Isolation, cryo-laser scanning confocal microscope imaging and cryo-FIB milling of mouse glutamatergic synaptosomes.

Ionotropic glutamate receptors (iGluRs) at postsynaptic terminals mediate the majority of fast excitatory neurotransmission in response to release of glutamate from the presynaptic terminal. Obtaining structural information on the molecular organization of iGluRs in their native environment, along with other signaling and scaffolding proteins in the postsynaptic density (PSD), and associated proteins on the presynaptic terminal, would enhance understanding of the molecular basis for excitatory synaptic transmission in normal and in disease states. Cryo-electron tomography (ET) studies of synaptosomes is one attractive vehicle by which to study iGluR-containing excitatory synapses. Here we describe a workflow for the preparation of glutamatergic synaptosomes for cryo-ET studies. We describe the utilization of fluorescent markers for the facile detection of the pre and postsynaptic terminals of glutamatergic synaptosomes using cryo-laser scanning confocal microscope (cryo-LSM).
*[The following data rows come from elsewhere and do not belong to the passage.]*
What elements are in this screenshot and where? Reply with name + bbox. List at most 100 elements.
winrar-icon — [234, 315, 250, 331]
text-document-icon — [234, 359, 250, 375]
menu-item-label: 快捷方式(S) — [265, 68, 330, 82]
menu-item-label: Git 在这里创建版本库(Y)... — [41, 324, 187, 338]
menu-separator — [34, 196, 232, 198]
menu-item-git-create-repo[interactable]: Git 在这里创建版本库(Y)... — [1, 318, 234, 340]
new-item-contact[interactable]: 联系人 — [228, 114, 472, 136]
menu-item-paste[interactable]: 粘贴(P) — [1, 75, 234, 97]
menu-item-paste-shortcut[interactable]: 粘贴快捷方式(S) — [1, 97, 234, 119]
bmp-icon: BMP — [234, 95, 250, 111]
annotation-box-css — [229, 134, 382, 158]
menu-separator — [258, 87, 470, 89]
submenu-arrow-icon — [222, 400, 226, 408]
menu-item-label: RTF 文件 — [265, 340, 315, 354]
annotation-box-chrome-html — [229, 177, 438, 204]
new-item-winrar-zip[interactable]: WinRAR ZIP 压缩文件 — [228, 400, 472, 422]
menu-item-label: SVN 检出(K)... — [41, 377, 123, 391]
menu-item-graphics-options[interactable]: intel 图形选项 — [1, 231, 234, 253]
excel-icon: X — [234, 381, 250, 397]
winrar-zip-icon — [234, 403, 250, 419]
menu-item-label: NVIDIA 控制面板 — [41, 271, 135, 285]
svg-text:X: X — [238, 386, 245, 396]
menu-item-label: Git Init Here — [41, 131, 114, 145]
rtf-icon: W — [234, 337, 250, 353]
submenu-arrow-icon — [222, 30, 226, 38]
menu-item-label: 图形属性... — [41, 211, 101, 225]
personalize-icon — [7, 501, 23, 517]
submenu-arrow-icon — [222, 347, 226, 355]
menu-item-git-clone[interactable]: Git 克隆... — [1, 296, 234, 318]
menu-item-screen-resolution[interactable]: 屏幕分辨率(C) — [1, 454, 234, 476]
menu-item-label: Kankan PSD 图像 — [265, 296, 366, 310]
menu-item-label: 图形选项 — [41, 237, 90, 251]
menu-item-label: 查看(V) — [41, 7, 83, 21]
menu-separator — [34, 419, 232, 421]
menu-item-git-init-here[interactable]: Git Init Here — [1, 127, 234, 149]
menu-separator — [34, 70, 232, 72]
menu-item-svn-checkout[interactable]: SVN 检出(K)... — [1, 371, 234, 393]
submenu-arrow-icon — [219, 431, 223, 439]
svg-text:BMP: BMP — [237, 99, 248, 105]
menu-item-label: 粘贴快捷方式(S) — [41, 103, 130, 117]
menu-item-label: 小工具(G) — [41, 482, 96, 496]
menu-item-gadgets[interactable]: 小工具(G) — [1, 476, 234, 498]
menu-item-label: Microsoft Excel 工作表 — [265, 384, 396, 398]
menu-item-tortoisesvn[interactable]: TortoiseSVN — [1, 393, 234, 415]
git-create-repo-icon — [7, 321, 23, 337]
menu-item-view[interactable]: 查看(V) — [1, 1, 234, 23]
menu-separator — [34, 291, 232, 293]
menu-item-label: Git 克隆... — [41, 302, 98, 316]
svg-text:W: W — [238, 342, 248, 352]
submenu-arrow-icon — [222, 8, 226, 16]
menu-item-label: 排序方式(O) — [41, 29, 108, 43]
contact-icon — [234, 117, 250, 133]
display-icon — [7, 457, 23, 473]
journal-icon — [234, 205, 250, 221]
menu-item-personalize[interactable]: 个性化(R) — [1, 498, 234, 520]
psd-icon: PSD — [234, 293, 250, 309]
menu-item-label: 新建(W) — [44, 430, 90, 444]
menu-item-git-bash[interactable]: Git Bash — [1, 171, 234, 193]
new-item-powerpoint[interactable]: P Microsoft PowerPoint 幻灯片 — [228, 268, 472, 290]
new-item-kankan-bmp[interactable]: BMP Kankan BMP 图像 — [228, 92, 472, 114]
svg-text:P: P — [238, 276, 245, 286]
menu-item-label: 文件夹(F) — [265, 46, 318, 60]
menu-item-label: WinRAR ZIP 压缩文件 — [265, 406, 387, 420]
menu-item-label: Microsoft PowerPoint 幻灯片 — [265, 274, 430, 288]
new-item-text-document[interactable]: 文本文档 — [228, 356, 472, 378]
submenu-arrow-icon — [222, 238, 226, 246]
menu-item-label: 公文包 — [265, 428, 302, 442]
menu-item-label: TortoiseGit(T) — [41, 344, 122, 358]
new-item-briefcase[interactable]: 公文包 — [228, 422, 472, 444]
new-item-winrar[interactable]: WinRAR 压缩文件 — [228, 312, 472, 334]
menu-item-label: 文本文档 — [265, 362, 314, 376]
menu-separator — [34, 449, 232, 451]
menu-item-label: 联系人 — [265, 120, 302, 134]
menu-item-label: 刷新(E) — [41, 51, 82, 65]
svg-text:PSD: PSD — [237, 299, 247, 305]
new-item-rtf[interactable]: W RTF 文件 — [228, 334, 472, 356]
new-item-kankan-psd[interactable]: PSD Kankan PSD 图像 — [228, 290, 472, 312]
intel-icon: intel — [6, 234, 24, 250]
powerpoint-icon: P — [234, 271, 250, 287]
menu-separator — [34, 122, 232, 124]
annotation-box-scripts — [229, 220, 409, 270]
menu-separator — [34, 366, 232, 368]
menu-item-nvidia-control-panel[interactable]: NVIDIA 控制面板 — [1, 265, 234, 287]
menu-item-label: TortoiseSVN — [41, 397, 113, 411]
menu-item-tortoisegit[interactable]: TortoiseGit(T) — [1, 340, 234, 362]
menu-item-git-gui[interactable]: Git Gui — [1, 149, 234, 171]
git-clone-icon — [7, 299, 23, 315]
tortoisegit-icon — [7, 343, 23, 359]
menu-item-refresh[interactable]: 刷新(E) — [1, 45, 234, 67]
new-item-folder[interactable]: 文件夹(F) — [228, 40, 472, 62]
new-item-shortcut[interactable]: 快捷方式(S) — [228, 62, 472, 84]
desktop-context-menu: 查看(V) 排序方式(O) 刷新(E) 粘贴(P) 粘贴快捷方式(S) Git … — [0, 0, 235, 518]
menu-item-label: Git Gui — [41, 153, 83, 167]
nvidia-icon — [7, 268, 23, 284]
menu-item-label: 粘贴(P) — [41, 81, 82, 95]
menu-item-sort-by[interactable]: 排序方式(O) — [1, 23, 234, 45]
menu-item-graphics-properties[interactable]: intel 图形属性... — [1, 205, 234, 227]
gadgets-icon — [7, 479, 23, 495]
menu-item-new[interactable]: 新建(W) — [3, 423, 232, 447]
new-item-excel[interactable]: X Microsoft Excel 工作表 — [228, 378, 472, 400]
We further provide the details for preparation of lamellae, between ~100 to 200 nm thick, of glutamatergic synaptosomes using cryo-focused ion-beam (FIB) milling. We monitor the lamella preparation using a scanning electron microscope (SEM) and following lamella production, we identify regions for subsequent cryo-ET studies by confocal fluorescent imaging, exploiting the pre and postsynaptic fluorophores.